The Ku band also offers a user more flexibility. A smaller dish size and a Ku band system’s freedom from terrestrial operations simplifies finding a suitable dish site. For the end users Ku band is generally cheaper and enables smaller antennas (both because of the higher frequency and a more focused beam). Ku band is also less vulnerable to rain fade than the Ka band frequency spectrum.
The satellite operator’s Earth Station antenna does require more accurate position control when operating at Ku band due to its much narrower focus beam compared to C band for a dish of a given size. Position feedback accuracies are higher and the antenna may require a closed loop control system to maintain position under wind loading of the dish surface.

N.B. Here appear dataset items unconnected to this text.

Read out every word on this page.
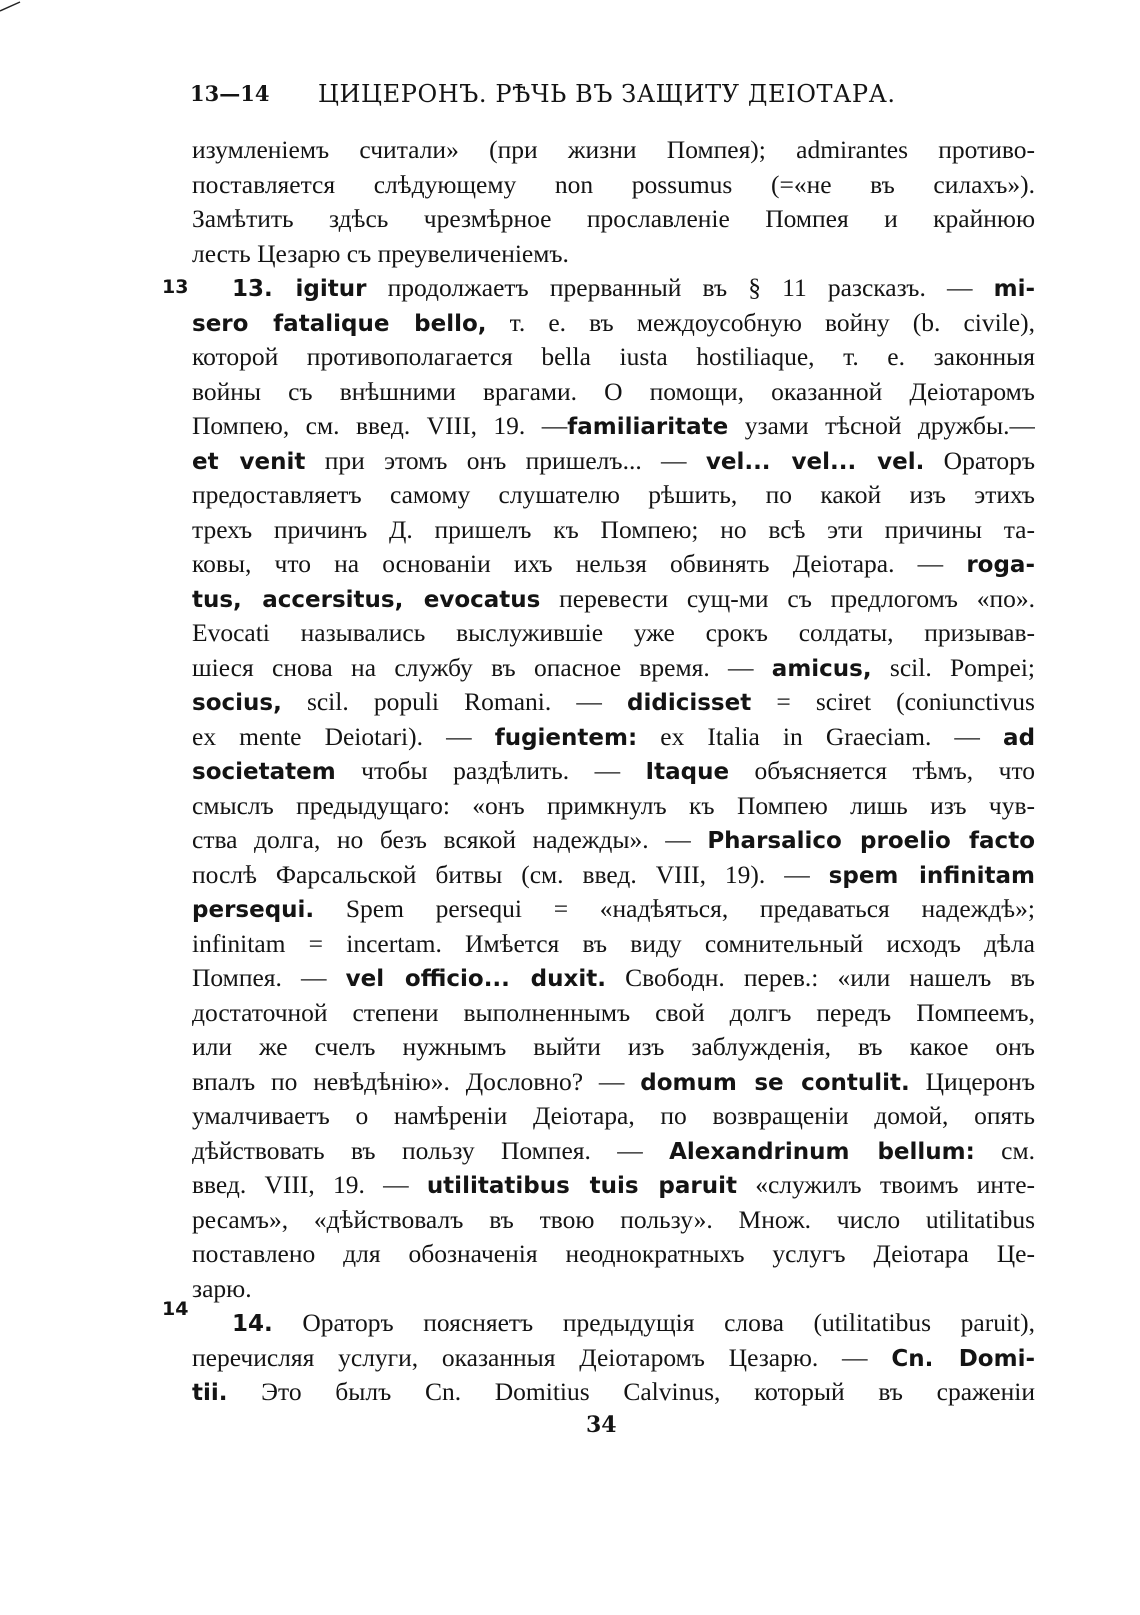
13—14 ЦИЦЕРОНЪ. РѢЧЬ ВЪ ЗАЩИТУ ДЕIОТАРА.
13
14
изумленiемъ считали» (при жизни Помпея); admirantes противо-
поставляется слѣдующему non possumus (=«не въ силахъ»).
Замѣтить здѣсь чрезмѣрное прославленiе Помпея и крайнюю
лесть Цезарю съ преувеличенiемъ.
13. igitur продолжаетъ прерванный въ § 11 разсказъ. — mi-
sero fatalique bello, т. е. въ междоусобную войну (b. civile),
которой противополагается bella iusta hostiliaque, т. е. законныя
войны съ внѣшними врагами. О помощи, оказанной Деiотаромъ
Помпею, см. введ. VIII, 19. —familiaritate узами тѣсной дружбы.—
et venit при этомъ онъ пришелъ... — vel... vel... vel. Ораторъ
предоставляетъ самому слушателю рѣшить, по какой изъ этихъ
трехъ причинъ Д. пришелъ къ Помпею; но всѣ эти причины та-
ковы, что на основанiи ихъ нельзя обвинять Деiотара. — roga-
tus, accersitus, evocatus перевести сущ-ми съ предлогомъ «по».
Evocati назывались выслужившiе уже срокъ солдаты, призывав-
шiеся снова на службу въ опасное время. — amicus, scil. Pompei;
socius, scil. populi Romani. — didicisset = sciret (coniunctivus
ex mente Deiotari). — fugientem: ex Italia in Graeciam. — ad
societatem чтобы раздѣлить. — Itaque объясняется тѣмъ, что
смыслъ предыдущаго: «онъ примкнулъ къ Помпею лишь изъ чув-
ства долга, но безъ всякой надежды». — Pharsalico proelio facto
послѣ Фарсальской битвы (см. введ. VIII, 19). — spem infinitam
persequi. Spem persequi = «надѣяться, предаваться надеждѣ»;
infinitam = incertam. Имѣется въ виду сомнительный исходъ дѣла
Помпея. — vel officio... duxit. Свободн. перев.: «или нашелъ въ
достаточной степени выполненнымъ свой долгъ передъ Помпеемъ,
или же счелъ нужнымъ выйти изъ заблужденiя, въ какое онъ
впалъ по невѣдѣнiю». Дословно? — domum se contulit. Цицеронъ
умалчиваетъ о намѣренiи Деiотара, по возвращенiи домой, опять
дѣйствовать въ пользу Помпея. — Alexandrinum bellum: см.
введ. VIII, 19. — utilitatibus tuis paruit «служилъ твоимъ инте-
ресамъ», «дѣйствовалъ въ твою пользу». Множ. число utilitatibus
поставлено для обозначенiя неоднократныхъ услугъ Деiотара Це-
зарю.
14. Ораторъ поясняетъ предыдущiя слова (utilitatibus paruit),
перечисляя услуги, оказанныя Деiотаромъ Цезарю. — Cn. Domi-
tii. Это былъ Cn. Domitius Calvinus, который въ сраженiи
34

There are, however, some disadvantages of Ku band system. Around 10 GHz is the absorption peak due to orientation relaxation of molecules in liquid water. Above 10 GHz, Mie scattering takes over. The effect is a noticeable degradation, commonly known as rain fade, at heavy rain (100 mm/h). This problem can be mitigated, however, by deploying an appropriate link-budget strategy when designing the satellite network, and allocating a higher power consumption to compensate rain fade loss. Therefore, the Ku band satellites typically require considerably more power to transmit than the C-band satellites. A similar phenomenon, called “snow fade”, is not specific for the Ku band. It is due to snow or ice accumulation on a dish significantly altering its focal point.
The frequency band of 26.5-40 GHz is used for Ka-Band communication which includes wide band multimedia services, mobile information systems, SPACELAN, e-Commerce and high bandwidth internet using high capacity for more user demand. But communication in this high frequency is more susceptible to rain attenuation which degrades the link quality and decreases the signal to noise ratio mainly in India.
The band is called Ka, short for “K-above” because it is the upper part of the original NATO K band, which was split into three bands because of the presence of the atmospheric water vapor resonance peak at 22.24 GHz, (1.35 cm) which made the center unusable for long range transmission. The 30/20 GHz band is used in communications satellites, uplink in either the 27.5 GHz and 31 GHz bands, and high-resolution, close-range targeting radars aboard military airplanes. Some frequencies in this radio band are used for vehicle speed detection by law enforcement. The Kepler Mission uses this frequency range to downlink the scientific data collected by the space telescope.
The designation “Ka-band” is from Kurz-above, which stems from the German word “kurz” meaning short. In satellite communications, the Ka band allows higher bandwidth communication. It is used in the Inmarsat I-5 system and will be used in the Iridium Next satellite series, as well as the James Webb Space Telescope. The Ka band is more susceptible to rain attenuation than is the Ku band, which in turn is more susceptible than the C band. The frequency is commonly used by cosmic microwave background experiments.